There are various kinds of cloud which might be identified visually in the atmosphere. These were classified by Lamarck from 1802, and Howard from 1803 released a classification strategy that became the foundation for contemporary cloud classification. The contemporary classification scheme used by the uk Met Office, with comparable schemes used everywhere, classifies clouds in accord with the elevation of cloud base, there being 3 elevation classes: low, mid level and high. Within every elevation class added classifications are described based on four basic types and mixtures thereof. These types are Cirrus, Stratus, Cumulus and Nimbus. Each main classification could be further subdivided to provide a way of identifying the numerous variations which are observed from the air.
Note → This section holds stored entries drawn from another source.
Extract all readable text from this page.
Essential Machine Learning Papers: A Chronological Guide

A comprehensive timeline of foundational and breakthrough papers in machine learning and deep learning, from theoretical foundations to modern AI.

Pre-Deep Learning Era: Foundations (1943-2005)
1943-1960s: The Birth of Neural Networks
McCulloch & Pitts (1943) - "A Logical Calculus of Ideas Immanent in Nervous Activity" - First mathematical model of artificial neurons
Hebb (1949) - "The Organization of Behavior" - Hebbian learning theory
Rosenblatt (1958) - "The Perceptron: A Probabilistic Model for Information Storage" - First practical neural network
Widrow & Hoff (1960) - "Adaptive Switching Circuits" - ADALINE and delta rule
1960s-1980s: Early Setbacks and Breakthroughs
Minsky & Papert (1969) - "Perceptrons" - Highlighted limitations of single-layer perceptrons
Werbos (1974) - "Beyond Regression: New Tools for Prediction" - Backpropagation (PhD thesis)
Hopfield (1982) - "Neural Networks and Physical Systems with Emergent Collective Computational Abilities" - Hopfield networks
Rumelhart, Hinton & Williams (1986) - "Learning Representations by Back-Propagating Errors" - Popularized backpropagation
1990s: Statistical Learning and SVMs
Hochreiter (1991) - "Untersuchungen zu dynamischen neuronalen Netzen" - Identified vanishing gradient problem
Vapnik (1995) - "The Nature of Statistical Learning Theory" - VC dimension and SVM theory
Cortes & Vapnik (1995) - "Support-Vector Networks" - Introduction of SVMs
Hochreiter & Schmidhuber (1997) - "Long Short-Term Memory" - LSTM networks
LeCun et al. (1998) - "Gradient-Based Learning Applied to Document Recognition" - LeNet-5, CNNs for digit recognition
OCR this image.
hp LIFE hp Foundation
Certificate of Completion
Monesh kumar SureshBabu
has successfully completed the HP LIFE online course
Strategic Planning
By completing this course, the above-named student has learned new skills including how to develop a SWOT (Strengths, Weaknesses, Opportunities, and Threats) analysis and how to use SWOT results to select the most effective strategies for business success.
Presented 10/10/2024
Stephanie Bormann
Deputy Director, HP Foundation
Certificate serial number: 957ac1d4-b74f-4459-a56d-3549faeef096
The table below lists the conventional classifications employed by the uk Met Office and provides example pictures of each along with brief descriptions. Added to these main kinds there are a few other kinds of clouds such as noctilucent, polar stratospheric and orographic clouds. Some samples of many of those are given in the bottom of the table below. Often several kinds of cloud will be present at various levels of the setting at the same time. Table of Cloud Types – Low Level Cloud – Base is generally below 6, 500ft – These clouds generally form at altitudes between 1, 000 and 5, 000ft, although often temperature rises after creation result in a rise in cloud base height.

These clouds are usually formed by air rising as a consequence of surface heating and might occasionally produce light showers. Typically forms between the surface and 2, 000ft, but cloud base might be up to 4, 000ft. Thick stratus can produce considerable precipitation, especially in hilly or coast regions, though in several cases this precipitation can be falling from higher clouds like nimbostratus. While thick stratus will obscure sunlight or moon, they’re clearly visible through thin stratus. This cloud frequently occurs at altitudes between 1, 000 and 4, 000ft, though sometimes can be higher. While not usually producing precipitation these clouds might produce drizzle, especially in hilly or coast areas, and can be thick enough to obscure precisely the sun or moon.

These clouds consist entirely of liquid drops and are frequently formed close to precisely the top of precisely the planetary boundary layer. Cloud base is typically between 2, 000 and 5, 000ft, though in several cases this can be lower or higher. These clouds are formed when circumstances are such which deep convection is able to develop, and can have a big vertical extent especially in the tropics, occasionally reaching the tropopause. These clouds produce heavy showers, thunderstorms and hail, frequently also producing squally winds. At lower heights these clouds consist of liquid drops, but as elevation increases the cloud advances through mixed phase and completely icy conditions.